At that time rural women in Ireland were marrying into towns in Ireland rather than going to England. I think that’s when a generation of rural women married into urban areas, and women were more aware of a changing world and of creating a better world for women. They didn’t want their daughters being tied to the home and housework.

Having said that, I got married at 23, along with half my class. I did arts at UCG, and the HDip, and I met Tom, my husband, there. Would I recommend marrying at 23 today? I think it’s a different world now, and everyone has to tune into the times they live in. I have been reading about women marrying later and then having difficulty having families.

We had three children. The thing about having children in your 20s is that you have the energy for it. My own mother didn’t particularly encourage me to breastfeed, although she had done it. It was encouraged in the hospitals, but they never pushed it on us like they do in some places today.

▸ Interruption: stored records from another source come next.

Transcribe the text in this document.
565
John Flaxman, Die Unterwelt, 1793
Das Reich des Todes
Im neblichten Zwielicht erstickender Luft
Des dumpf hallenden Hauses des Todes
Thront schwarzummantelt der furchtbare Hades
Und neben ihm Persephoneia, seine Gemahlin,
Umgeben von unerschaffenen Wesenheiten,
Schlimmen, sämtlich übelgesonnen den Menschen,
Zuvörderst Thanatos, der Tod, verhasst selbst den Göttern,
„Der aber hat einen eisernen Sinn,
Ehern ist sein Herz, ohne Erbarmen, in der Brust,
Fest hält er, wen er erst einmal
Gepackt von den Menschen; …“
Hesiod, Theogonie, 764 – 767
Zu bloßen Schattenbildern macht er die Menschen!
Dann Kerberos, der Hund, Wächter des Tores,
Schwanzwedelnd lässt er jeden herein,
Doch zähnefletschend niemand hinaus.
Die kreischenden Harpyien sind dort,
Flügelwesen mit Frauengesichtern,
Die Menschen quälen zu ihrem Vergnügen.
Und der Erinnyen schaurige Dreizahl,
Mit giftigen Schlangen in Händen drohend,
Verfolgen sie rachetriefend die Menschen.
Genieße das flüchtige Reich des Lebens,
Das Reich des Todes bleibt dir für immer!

One of the biggest differences was that the day of the big Stanley range was gone, where there used to be two pots on the boil all the time, one for boiling the nappies and the other for the bottles. Milton changed all that for my generation.

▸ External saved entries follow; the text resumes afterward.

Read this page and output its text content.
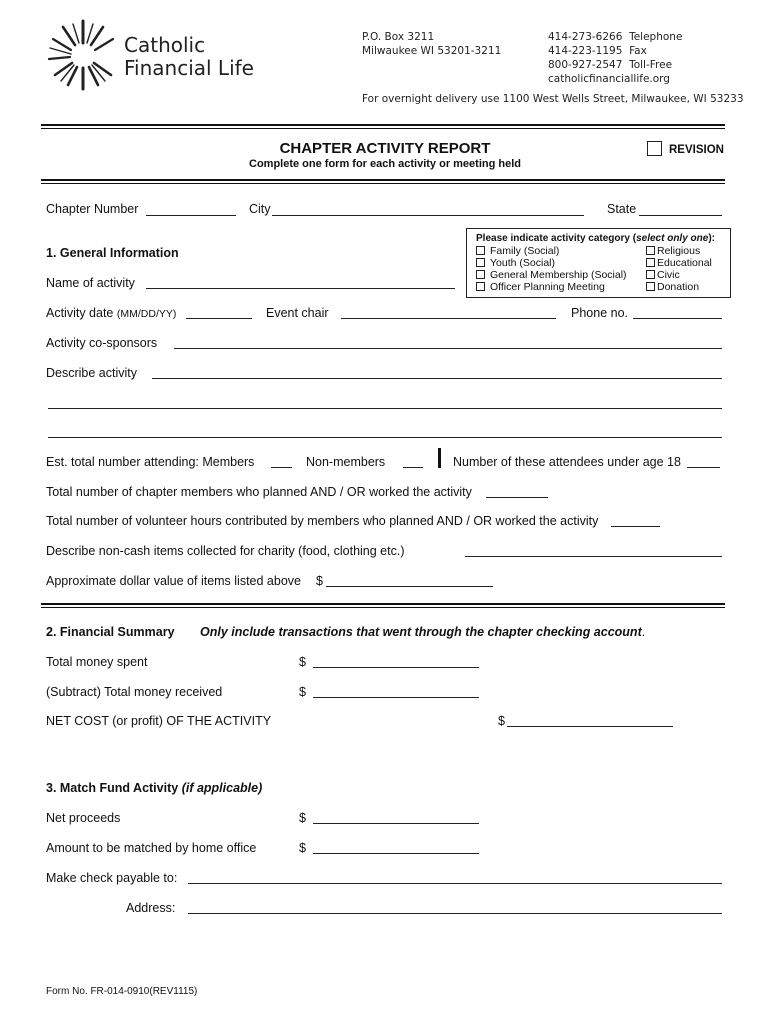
Catholic
Financial Life
P.O. Box 3211
Milwaukee WI 53201-3211
414-273-6266 Telephone
414-223-1195 Fax
800-927-2547 Toll-Free
catholicfinanciallife.org
For overnight delivery use 1100 West Wells Street, Milwaukee, WI 53233
CHAPTER ACTIVITY REPORT
Complete one form for each activity or meeting held
REVISION
Chapter Number	City	State
Please indicate activity category (select only one):
Family (Social)
Youth (Social)
General Membership (Social)
Officer Planning Meeting
Religious
Educational
Civic
Donation
1. General Information
Name of activity
Activity date (MM/DD/YY)	Event chair	Phone no.
Activity co-sponsors
Describe activity
Est. total number attending: Members	Non-members	Number of these attendees under age 18
Total number of chapter members who planned AND / OR worked the activity
Total number of volunteer hours contributed by members who planned AND / OR worked the activity
Describe non-cash items collected for charity (food, clothing etc.)
Approximate dollar value of items listed above $
2. Financial Summary Only include transactions that went through the chapter checking account.
Total money spent	$
(Subtract) Total money received	$
NET COST (or profit) OF THE ACTIVITY	$
3. Match Fund Activity (if applicable)
Net proceeds	$
Amount to be matched by home office	$
Make check payable to:
Address:
Form No. FR-014-0910(REV1115)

My generation wanted to raise their children without fear. We did not do the hellfire and brimstone with them. Sin was there from the very beginning of our lives. We didn’t want that for our children.

We moved to Tralee in 1980. Kerry is home now, really. I did secretarial work, then substitute teaching and part-time teaching. I taught adult literacy and did some work with Radio Kerry and taught night classes in creative writing and English literature. I’ve had some stories published, and I want to write more. At the moment I’m learning the harp.

I do have faith. The crisis in the church about sexual abuse didn’t impact on my faith at all, because faith is a great deal bigger than that. I saw the wickedness of what happened, and the denial, but, if you go back through the church’s history, it has always been dealing with one crisis after another. The denial and cover-up of what happened in Ireland was the worst, but it didn’t surprise me. An institution will always try and protect itself.

Once you reach your mid 60s you have to be aware of your health and the future, especially when your three children are all living abroad. My children are in Manchester, Berlin and Los Angeles. I don’t feel sorry for myself that they are living abroad, but old age is facing all of us. We are living longer lives, and healthcare has improved.

I really don’t like the prospect of maybe going into a nursing home, or getting arthritis or Alzheimer’s. That bothers me.

It took me a very, very long time to learn that I can’t change the world. Kindness is all. And pragmatism. Beyond a reasonable provision we cannot worry too much about tomorrow. The sudden death of my father taught me that. I’ve always loved life. I’ve always been glad that I’m alive.